O treinamento da linguagem envolveu mineração de dados abertos, mas, também, compra de dados de fontes variadas. Leoni conta que muitas pessoas ficavam surpresas ao serem procuradas para compra de informações, já que existe um debate muito grande em torno disso e muita gente acaba por usar sem autorização. “Usamos técnica diferente e a principal não tem a ver com pré-treino ou fine-tuning. A nossa principal inovação foi na construção de datasets. Provamos na prática, com a técnica utilizada, que volume é importante, mas qualidade é mais importante que volume, por isso, hoje sou o único a ofertar replicação de soberania”.

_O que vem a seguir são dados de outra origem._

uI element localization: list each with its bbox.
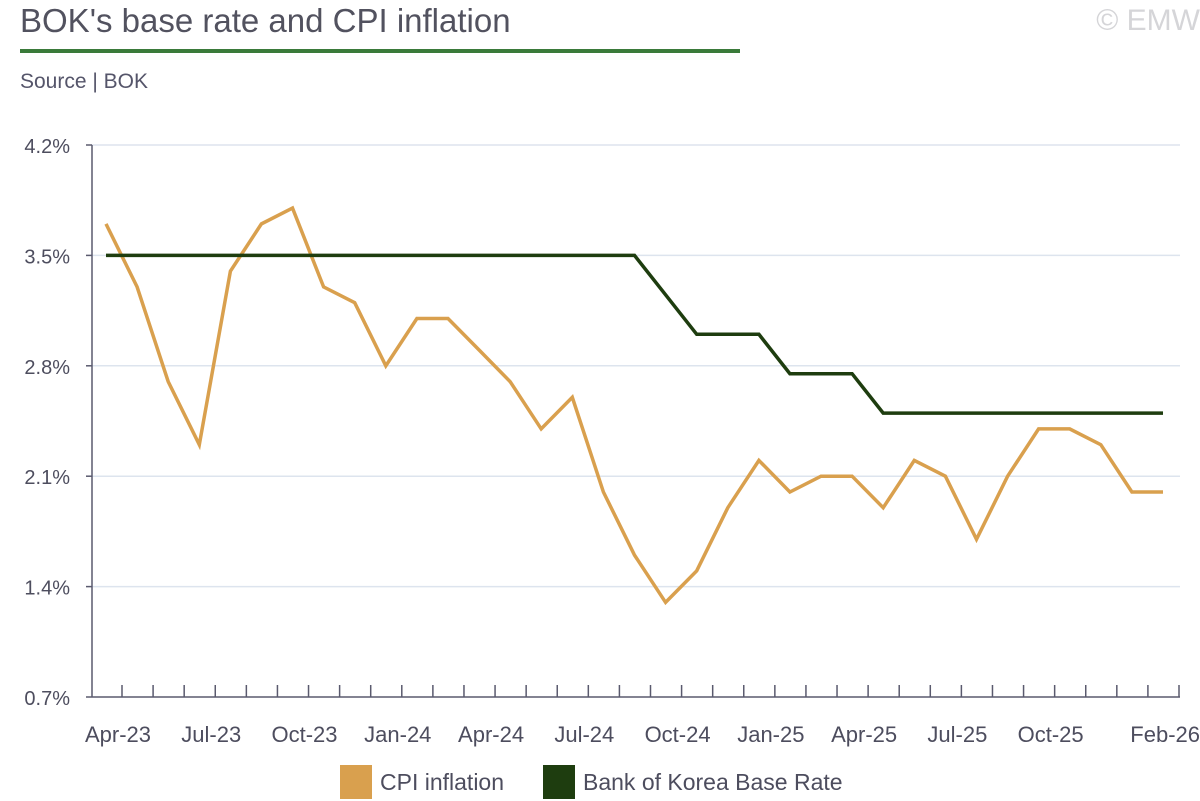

Se houve questionamento sobre a criação de um modelo sem orçamentos bilionários na apresentação do Amazonia IA e até mais recentemente, a história veio por terra nos últimos dias com o lançamento do modelo chinês DeepSeek, o que, de certa forma, como avalia Leoni, ajuda a startup brasileira. Além de ratificar a tese do investimento, na visão do executivo, a iniciativa mostra que os países podem criar suas IAs e evitar a dependência das gigantes de tecnologia e, obviamente, garantir sua soberania.

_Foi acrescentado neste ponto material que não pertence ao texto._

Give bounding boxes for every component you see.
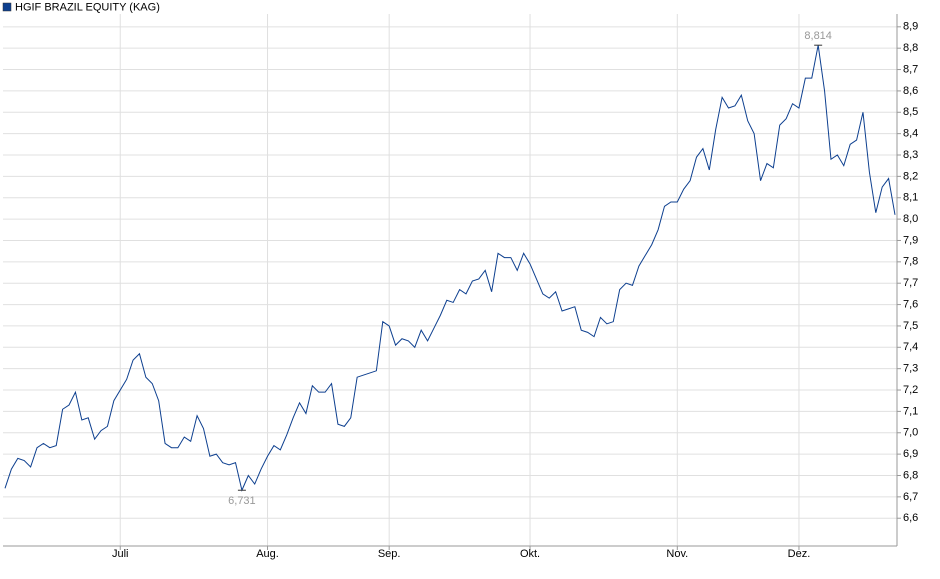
x-tick-label: Dez. xyxy=(788,548,811,560)
y-tick-label: 7,0 xyxy=(903,427,918,439)
y-tick-label: 8,0 xyxy=(903,213,918,225)
y-tick-label: 7,3 xyxy=(903,363,918,375)
y-tick-label: 7,1 xyxy=(903,405,918,417)
x-tick-label: Sep. xyxy=(378,548,401,560)
y-tick-label: 7,8 xyxy=(903,256,918,268)
marks: 6,731 8,814 xyxy=(4,30,896,507)
legend-label: HGIF BRAZIL EQUITY (KAG) xyxy=(15,1,160,13)
y-tick-label: 6,9 xyxy=(903,448,918,460)
y-tick-label: 8,1 xyxy=(903,192,918,204)
y-tick-label: 8,3 xyxy=(903,149,918,161)
grid xyxy=(3,14,897,546)
y-tick-label: 7,2 xyxy=(903,384,918,396)
x-tick-label: Nov. xyxy=(666,548,688,560)
y-tick-label: 7,4 xyxy=(903,341,918,353)
y-tick-label: 8,6 xyxy=(903,85,918,97)
y-tick-label: 7,5 xyxy=(903,320,918,332)
x-tick-label: Okt. xyxy=(520,548,540,560)
y-tick-label: 8,7 xyxy=(903,63,918,75)
price-line xyxy=(4,45,896,492)
y-tick-label: 8,9 xyxy=(903,21,918,33)
y-tick-label: 6,8 xyxy=(903,469,918,481)
value-label: 8,814 xyxy=(804,30,832,42)
y-tick-label: 6,7 xyxy=(903,491,918,503)
y-tick-label: 7,6 xyxy=(903,298,918,310)
x-tick-label: Aug. xyxy=(256,548,279,560)
y-tick-label: 8,8 xyxy=(903,42,918,54)
y-tick-label: 7,7 xyxy=(903,277,918,289)
y-tick-label: 6,6 xyxy=(903,512,918,524)
x-tick-label: Juli xyxy=(112,548,129,560)
y-tick-label: 7,9 xyxy=(903,234,918,246)
legend-swatch xyxy=(2,2,12,12)
y-tick-label: 8,2 xyxy=(903,170,918,182)
y-tick-label: 8,4 xyxy=(903,128,918,140)
value-label: 6,731 xyxy=(228,495,256,507)
y-tick-label: 8,5 xyxy=(903,106,918,118)
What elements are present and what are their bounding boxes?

Olhando adiante, Leoni entende que haverá uma presença cada vez maior da inteligência artificial nas rotinas das pessoas. “Isso significa que a maioria das pessoas vão aprender sobre nossa cultura e nosso país por meio das IAs. O que eu não queria? Que a história do Brasil fosse contada por alguém que fez um fine-tuning e contou com outro viés. Queremos defender esse legado de cultura, democratizar o acesso. Ele (o Amazonia IA) entrega senso de pertencimento, que foi o que uma pessoa me falou (como feedback). Quero que soluções gerem impacto para estudante de escola pública”.